1. Three kinds of bosses. At present, there are about three types of bosses of chain companies: the first type is the bosses of state-owned enterprises that do not participate in shares. If such state-owned enterprises have undergone many capital operations, the proportion of state-owned shares is actually very small. Their fate is still in the hands of the government, and they are "appointed bosses". The government has a line below to lead them, and it will depend on their own professional ability in the future. The second is the CEO of state-owned enterprises with shares. This kind of state-owned enterprises are often founded from the beginning by the current CEO, wearing a "red hat" and have absolute authority within the enterprise today. Although they own more or less shares, the subject of property rights is still state-owned, and their property rights control is smaller than management control. In fact, there is also a line holding them. If the state-owned property rights are sold off in the future, the status of this kind of CEO in the enterprise will be affected, and it may even withdraw from the substantive management. The third is the boss of private enterprises, which is the real boss. They may only be investors and not directly involved in business management activities, or they may be both bosses and bosses or other managers. Their main concern is not to consolidate their position in the enterprise, but how to develop the enterprise and make the investment have a greater return. Therefore, they will compare the effect difference between their own operations and those of others. If entrusting others to manage is more effective, they will let trusted professional managers manage their own enterprises.

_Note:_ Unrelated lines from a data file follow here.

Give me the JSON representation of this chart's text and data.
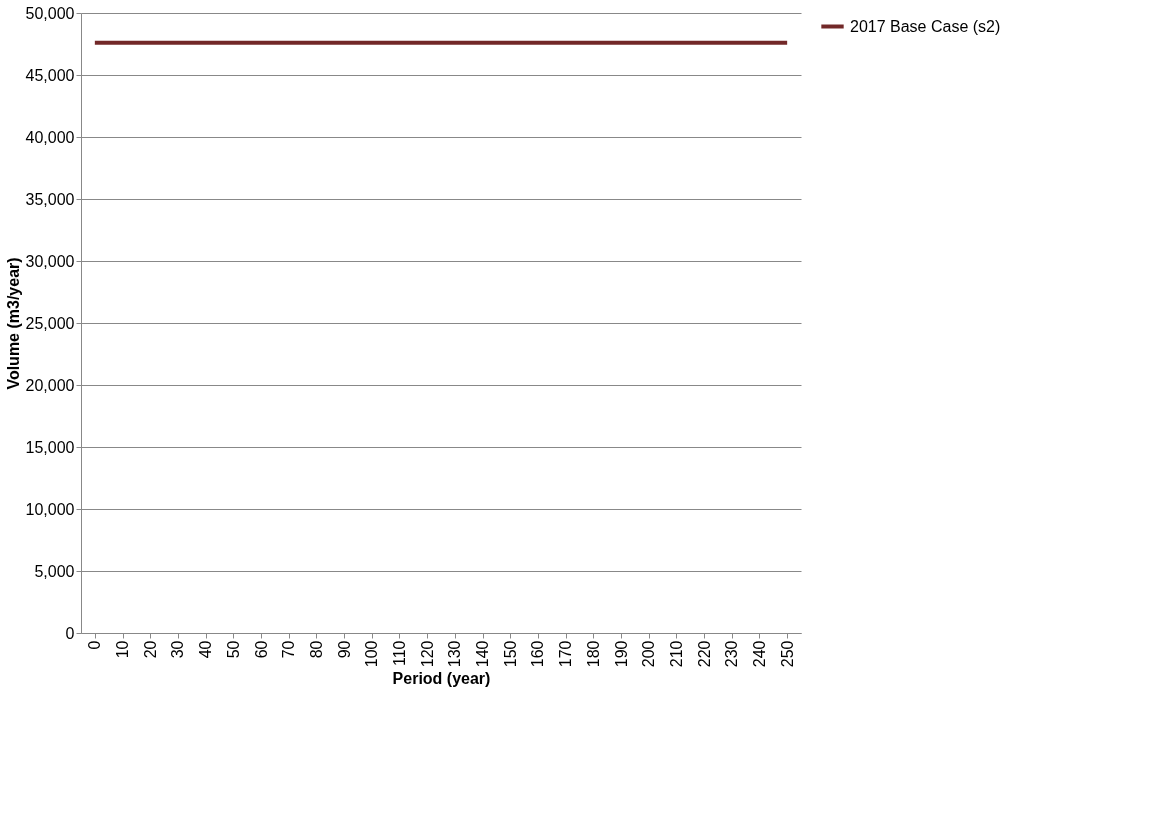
{
  "chart_data": {
    "type": "line",
    "xlabel": "Period (year)",
    "ylabel": "Volume (m3/year)",
    "categories": [
      "0",
      "10",
      "20",
      "30",
      "40",
      "50",
      "60",
      "70",
      "80",
      "90",
      "100",
      "110",
      "120",
      "130",
      "140",
      "150",
      "160",
      "170",
      "180",
      "190",
      "200",
      "210",
      "220",
      "230",
      "240",
      "250"
    ],
    "series": [
      {
        "name": "2017 Base Case (s2)",
        "color": "#722828",
        "values": [
          47600,
          47600,
          47600,
          47600,
          47600,
          47600,
          47600,
          47600,
          47600,
          47600,
          47600,
          47600,
          47600,
          47600,
          47600,
          47600,
          47600,
          47600,
          47600,
          47600,
          47600,
          47600,
          47600,
          47600,
          47600,
          47600
        ]
      }
    ],
    "ylim": [
      0,
      50000
    ],
    "yticks": [
      0,
      {
        "value": 5000,
        "label": "5,000"
      },
      {
        "value": 10000,
        "label": "10,000"
      },
      {
        "value": 15000,
        "label": "15,000"
      },
      {
        "value": 20000,
        "label": "20,000"
      },
      {
        "value": 25000,
        "label": "25,000"
      },
      {
        "value": 30000,
        "label": "30,000"
      },
      {
        "value": 35000,
        "label": "35,000"
      },
      {
        "value": 40000,
        "label": "40,000"
      },
      {
        "value": 45000,
        "label": "45,000"
      },
      {
        "value": 50000,
        "label": "50,000"
      }
    ],
    "grid": "y",
    "legend": "right",
    "marker": "none",
    "line_style": "solid"
  }
}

2. Four systems. As for the system, the chain company itself is a system. In this whole system, there are four systems related to our topic: first, the property right system, the core interest of an enterprise should be the interest of investors. As the boss of an enterprise, whether he participates in shares or not, he must consider the balance of interests between investors and other groups, but he should take the maximization of investors' interests as the basic principle; Second, the team system, the boss can't be army of one, he must rely on a management team or management team to achieve business goals. Therefore, the boss's appeal, control and influence are concentrated on the call, cohesion and encouragement of the management team. If the management team loses confidence and trust in the boss, the life cycle of the boss will enter a recession, and it is difficult for the boss to form a management team in a short time. Therefore, the boss can't ignore the management.